Our conclusion that the statute of limitation was not tolled until Haggart learned of the transference phenomenon is further supported by a recent decision of our supreme court in Dalrymple v. Brown, 549 Pa. 217, 701 A.2d 164 (1997). In that case, Dalrymple alleged that she recovered memories on August 25, 1990, of a sexual assault perpetrated on her as a child in 1968 and 1969. Dalrymple claimed that she had repressed her memories of the assault for over twenty years and first recalled them on August 25, 1990, and filed suit by writ of summons on July 10, 1992. The court refused to apply the discovery rule to toll the applicable statute of limitations in that case and stated the following:
Regardless of how appellant categorizes repressed memory she cannot escape the fact that the original injury was a battery which is commonly defined at law as a harmful or offensive contact. Levenson v. Souser, 384 Pa. Super. 132, 557 A.2d 1081, appeal denied, 524 Pa. 621, 571 A.2d 383 (1989). In a typical battery all the elements of the offensive touching will be present and ascertainable by the plaintiff at the time of the touching itself. Id. Under application of the objective standard it would be absurd to argue that a reasonable person, even assuming for the sake of argument, a reasonable six year old, would repress the memory of a touching so that no amount of diligence would enable that person to know of the injury.

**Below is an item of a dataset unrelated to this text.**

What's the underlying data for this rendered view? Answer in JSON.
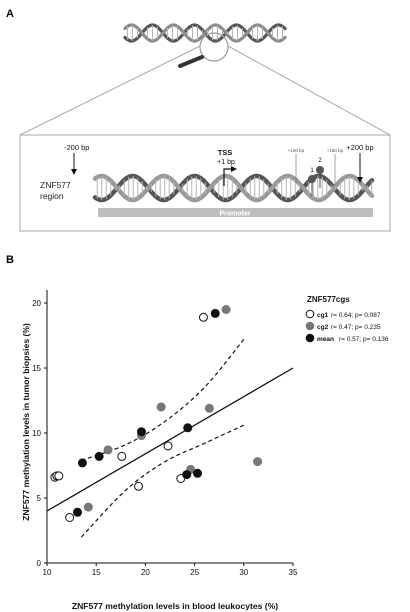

Dalrymple, 701 A.2d at 170.
The decision in Dalrymple, supra, provides an even stronger reason for rejecting Haggart's discovery rule argument. Unlike the appellant in that case, Haggart is not alleging that she had no memory of the events which gave rise to her cause of action. Rather, Haggart contends she did not know those events amounted to inappropriate treatment which caused her psychological injury. As our Supreme Court emphasized in Dalrymple, 701 A.2d at 170: "The very essence of the discovery rule in Pennsylvania is that it applies only to those situations where the nature of the injury itself is such that no amount of vigilance will enable the plaintiff to detect an injury." (citing Pocono, 468 A.2d at 471). As the record reveals, Haggart admits that she was aware that something bothersome and inappropriate was happening to her as early as March of 1988. Nevertheless, she failed to exercise reasonable diligence to investigate her cause of action until 1991, when she consulted another therapist.
In sum, we conclude that the applicable statute of limitations began to run in March of 1988, when the inappropriate physical contact with Cho allegedly began and Haggart felt something was wrong in her psychotherapeutic relationship. It was then that a reasonable person would possess the salient facts which serve as the basis of this cause of action. Since Haggart did not commence her suit until February 26, 1992, we find that her action is barred by the applicable two-year statute of limitations, and that summary judgment was properly granted in favor of Cho and the Hospital.